The plot is thickening in Thailand’s political drama, with elections penciled in for July 20 now in doubt if the country’s Constitutional Court removes Prime Minister Yingluck Shinawatra Wednesday for allegedly overstepping her authority by removing a top civil servant. The country’s Election Commission Tuesday said it has held back from filing a draft decree on calling the elections to Cabinet, and is apparently waiting to see how the situation will unfold. The court could either remove Ms. Yingluck alone, which paves the way for one of her deputies to become prime minister. Or it could remove her entire Cabinet, leading to a political vacuum that might enable the Senate to appoint an interim prime minister more acceptable to the country’s royalist establishment, members of which have been campaigning for Ms. Yingluck’s removal on the streets of Bangkok for over six months. Either way, the timing of fresh elections will be in doubt, assuming they are held at all – and that’s something that could further enrage Ms. Yingluck’s supporters in the populist Red Shirt movement. The group’s leaders are calling for demonstrations Wednesday evening and are planning a large rally for Saturday.

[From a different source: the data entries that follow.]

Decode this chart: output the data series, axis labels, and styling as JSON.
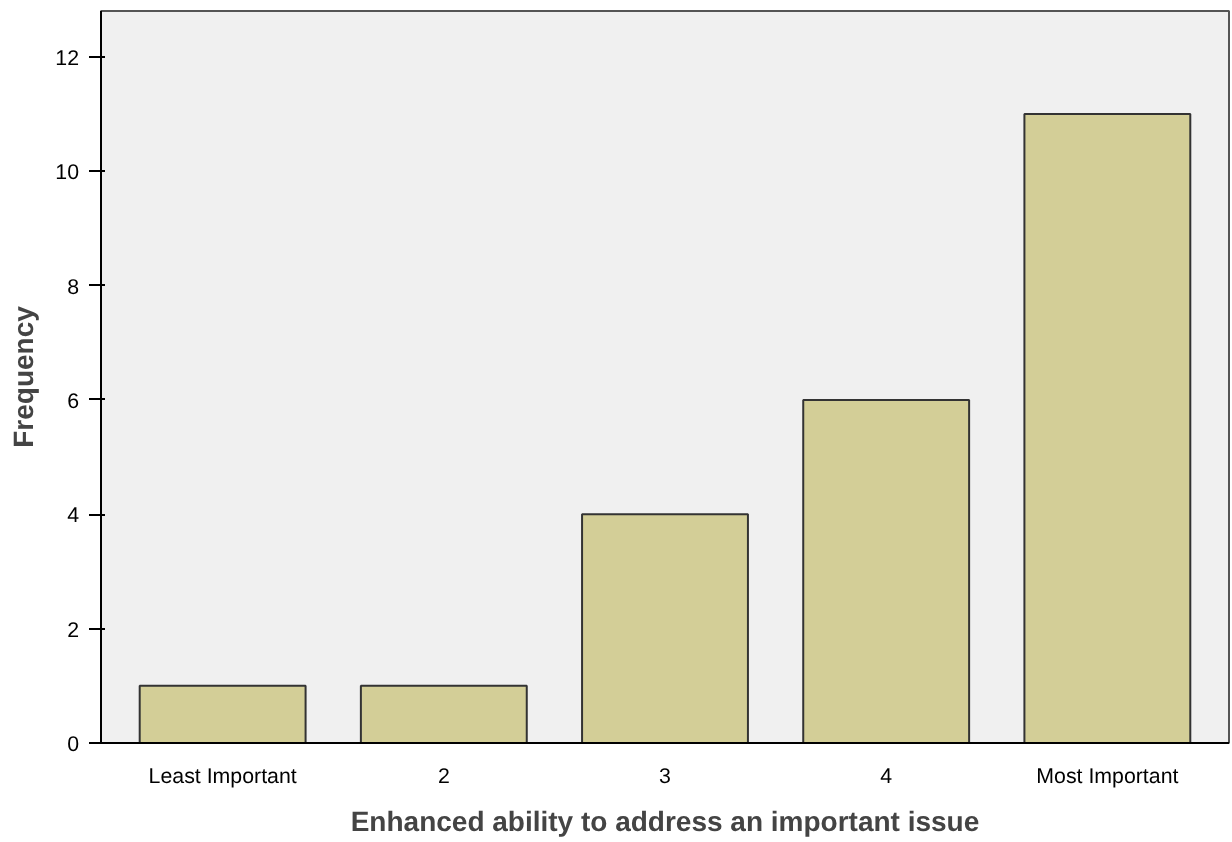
{
  "chart_data": {
    "type": "bar",
    "categories": [
      "Least Important",
      "2",
      "3",
      "4",
      "Most Important"
    ],
    "values": [
      1,
      1,
      4,
      6,
      11
    ],
    "color": "#d3ce97",
    "xlabel": "Enhanced ability to address an important issue",
    "ylabel": "Frequency",
    "ylim": [
      0,
      12.8
    ],
    "yticks": [
      0,
      2,
      4,
      6,
      8,
      10,
      12
    ]
  }
}
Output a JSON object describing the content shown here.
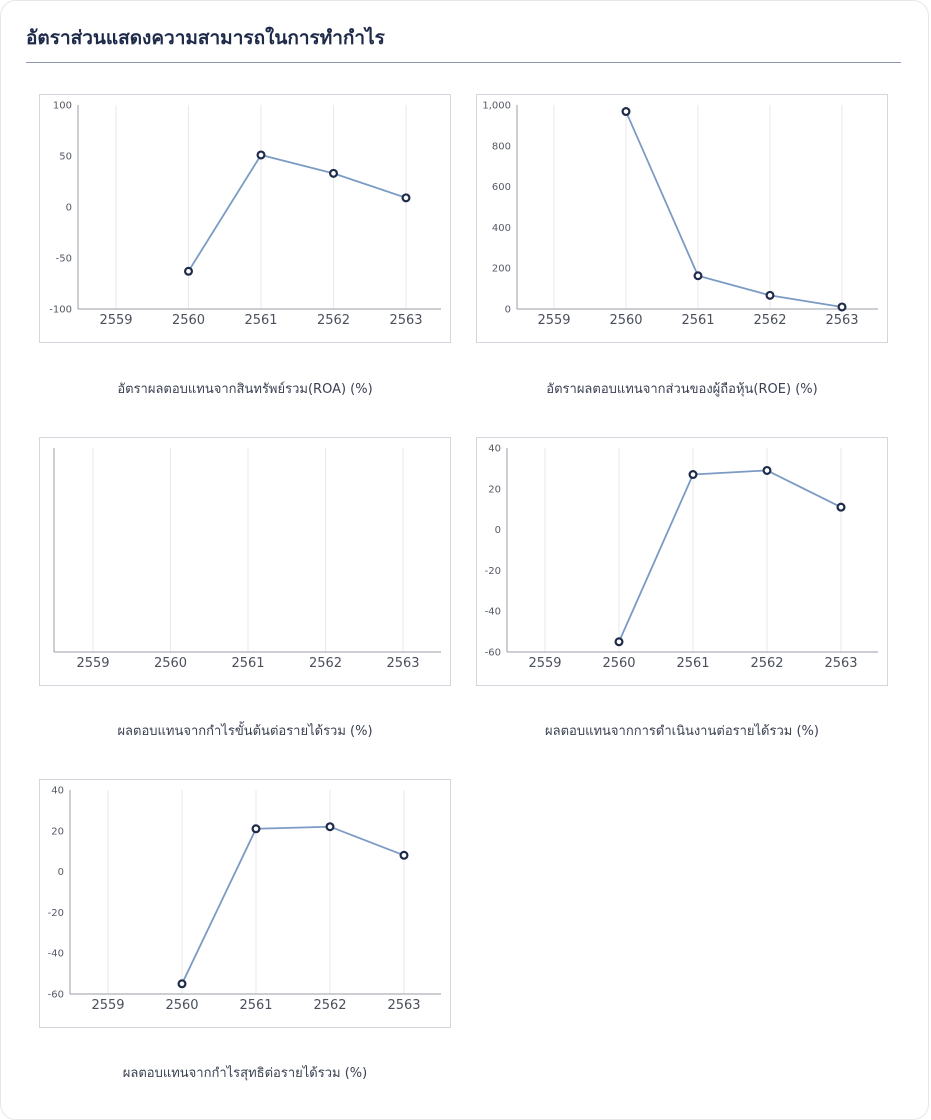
{
  "section": {
    "title": "อัตราส่วนแสดงความสามารถในการทำกำไร"
  },
  "colors": {
    "line": "#7b9bc4",
    "marker_stroke": "#1e2a4a",
    "grid": "#e8e9ec",
    "axis": "#9a9ea8",
    "title_rule": "#8c96b3"
  },
  "chart_data": [
    {
      "type": "line",
      "title": "อัตราผลตอบแทนจากสินทรัพย์รวม(ROA) (%)",
      "categories": [
        "2559",
        "2560",
        "2561",
        "2562",
        "2563"
      ],
      "values": [
        null,
        -63,
        51,
        33,
        9
      ],
      "ylim": [
        -100,
        100
      ],
      "yticks": [
        100,
        50,
        0,
        -50,
        -100
      ],
      "ytick_labels": [
        "100",
        "50",
        "0",
        "-50",
        "-100"
      ],
      "grid": "vertical"
    },
    {
      "type": "line",
      "title": "อัตราผลตอบแทนจากส่วนของผู้ถือหุ้น(ROE) (%)",
      "categories": [
        "2559",
        "2560",
        "2561",
        "2562",
        "2563"
      ],
      "values": [
        null,
        968,
        163,
        67,
        10
      ],
      "ylim": [
        0,
        1000
      ],
      "yticks": [
        1000,
        800,
        600,
        400,
        200,
        0
      ],
      "ytick_labels": [
        "1,000",
        "800",
        "600",
        "400",
        "200",
        "0"
      ],
      "grid": "vertical"
    },
    {
      "type": "line",
      "title": "ผลตอบแทนจากกำไรขั้นต้นต่อรายได้รวม (%)",
      "categories": [
        "2559",
        "2560",
        "2561",
        "2562",
        "2563"
      ],
      "values": [
        null,
        null,
        null,
        null,
        null
      ],
      "yticks": [],
      "ytick_labels": [],
      "grid": "vertical"
    },
    {
      "type": "line",
      "title": "ผลตอบแทนจากการดำเนินงานต่อรายได้รวม (%)",
      "categories": [
        "2559",
        "2560",
        "2561",
        "2562",
        "2563"
      ],
      "values": [
        null,
        -55,
        27,
        29,
        11
      ],
      "ylim": [
        -60,
        40
      ],
      "yticks": [
        40,
        20,
        0,
        -20,
        -40,
        -60
      ],
      "ytick_labels": [
        "40",
        "20",
        "0",
        "-20",
        "-40",
        "-60"
      ],
      "grid": "vertical"
    },
    {
      "type": "line",
      "title": "ผลตอบแทนจากกำไรสุทธิต่อรายได้รวม (%)",
      "categories": [
        "2559",
        "2560",
        "2561",
        "2562",
        "2563"
      ],
      "values": [
        null,
        -55,
        21,
        22,
        8
      ],
      "ylim": [
        -60,
        40
      ],
      "yticks": [
        40,
        20,
        0,
        -20,
        -40,
        -60
      ],
      "ytick_labels": [
        "40",
        "20",
        "0",
        "-20",
        "-40",
        "-60"
      ],
      "grid": "vertical"
    }
  ]
}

Thailand’s judiciary voided an earlier election on Feb. 2 after widespread protests prevented sufficient candidates being elected to open Parliament, leaving Ms. Yingluck’s administration in a care-taking limbo with little real power.
Opposition politicians led by Democrat Party leader Abhisit Vejjajiva have been campaigning again to delay elections in recent weeks, pressing for a sustained period of political reform designed to dilute the influence of populist politicians such as Ms. Yingluck and her brother, Thaksin Shinawatra, who led the country until he was ousted in a military coup in 2006.